Ahmed Al Ahmed

Personal information
- Full name: Ahmed Hassan Al Ahmed
- Date of birth: 18 October 1996 (age 29)
- Place of birth: Aleppo, Syria
- Height: 1.68 m (5 ft 6 in)
- Position: Attacking midfielder; winger;

Team information
- Current team: Al-Ittihad

Youth career
- Al-Ittihad

Senior career*
- Years: Team / Apps / (Gls)
- 2016–2017: Al-Hurriya / 30 / (6)
- 2017–2018: Al-Ittihad / 26 / (4)
- 2019: Damac / 14 / (0)
- 2019: Al-Qadsia
- 2019–: Al-Ittihad

International career^{‡}
- 2014–: Syria U-23 / 13 / (1)
- 2019–: Syria / 6 / (0)

= Ahmed Al Ahmed (footballer) =

Syrian footballer (born 1996)

Ahmed Al Ahmed (born 18 October 1996) is a Syrian professional footballer. He plays for Al-Ittihad in Syrian Premier League. He started his career with Al-Hurriya before he joined Al-Ittihad.

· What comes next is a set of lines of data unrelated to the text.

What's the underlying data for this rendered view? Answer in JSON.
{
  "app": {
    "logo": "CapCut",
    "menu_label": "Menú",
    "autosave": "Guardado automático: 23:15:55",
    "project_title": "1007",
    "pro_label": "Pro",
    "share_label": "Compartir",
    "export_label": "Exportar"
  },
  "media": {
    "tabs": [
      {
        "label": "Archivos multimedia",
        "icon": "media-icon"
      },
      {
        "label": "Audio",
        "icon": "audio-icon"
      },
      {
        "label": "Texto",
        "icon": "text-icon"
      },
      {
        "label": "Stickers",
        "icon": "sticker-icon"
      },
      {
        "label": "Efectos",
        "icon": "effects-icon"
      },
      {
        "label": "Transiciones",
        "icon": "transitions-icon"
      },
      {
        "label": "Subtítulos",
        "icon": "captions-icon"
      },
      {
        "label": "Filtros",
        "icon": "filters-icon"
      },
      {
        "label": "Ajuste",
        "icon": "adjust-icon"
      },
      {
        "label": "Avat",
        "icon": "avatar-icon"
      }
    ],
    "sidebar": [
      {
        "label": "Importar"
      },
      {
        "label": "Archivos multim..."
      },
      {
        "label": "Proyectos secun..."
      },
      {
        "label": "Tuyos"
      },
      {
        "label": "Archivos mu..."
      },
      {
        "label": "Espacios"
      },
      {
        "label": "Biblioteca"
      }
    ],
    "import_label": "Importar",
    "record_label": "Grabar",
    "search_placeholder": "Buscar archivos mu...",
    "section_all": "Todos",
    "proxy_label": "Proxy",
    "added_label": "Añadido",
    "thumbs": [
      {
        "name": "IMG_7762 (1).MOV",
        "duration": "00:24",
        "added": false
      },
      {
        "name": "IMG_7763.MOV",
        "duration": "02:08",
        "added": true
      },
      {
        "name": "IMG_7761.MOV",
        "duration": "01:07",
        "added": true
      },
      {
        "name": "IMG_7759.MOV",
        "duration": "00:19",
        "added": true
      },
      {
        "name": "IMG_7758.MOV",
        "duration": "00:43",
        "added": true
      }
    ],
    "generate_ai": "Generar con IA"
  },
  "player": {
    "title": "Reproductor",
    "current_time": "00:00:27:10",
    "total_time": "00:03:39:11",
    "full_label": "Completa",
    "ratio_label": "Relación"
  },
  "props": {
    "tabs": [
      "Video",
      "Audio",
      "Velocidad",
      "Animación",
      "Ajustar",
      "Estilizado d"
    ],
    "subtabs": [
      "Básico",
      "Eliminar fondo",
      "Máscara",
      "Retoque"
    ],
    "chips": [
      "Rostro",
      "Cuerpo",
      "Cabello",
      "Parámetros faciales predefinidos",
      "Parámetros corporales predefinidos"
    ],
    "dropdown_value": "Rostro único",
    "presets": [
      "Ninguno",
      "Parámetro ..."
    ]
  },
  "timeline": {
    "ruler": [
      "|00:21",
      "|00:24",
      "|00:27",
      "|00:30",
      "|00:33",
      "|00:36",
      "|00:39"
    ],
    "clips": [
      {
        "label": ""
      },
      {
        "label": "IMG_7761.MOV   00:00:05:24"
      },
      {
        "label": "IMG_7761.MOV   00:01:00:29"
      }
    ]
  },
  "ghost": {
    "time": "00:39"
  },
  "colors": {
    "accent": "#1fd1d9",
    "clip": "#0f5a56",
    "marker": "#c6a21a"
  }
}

On 14 January 2019, he joined Damac, Saudi division 1 team. Which he considered as big step in order to play for the biggest teams in the future.

His older brother Mohammad plays for Al-Ittihad.

==International career==
He got his first cap on 20 March 2019 against Iraq in 2019 International Friendship Championship.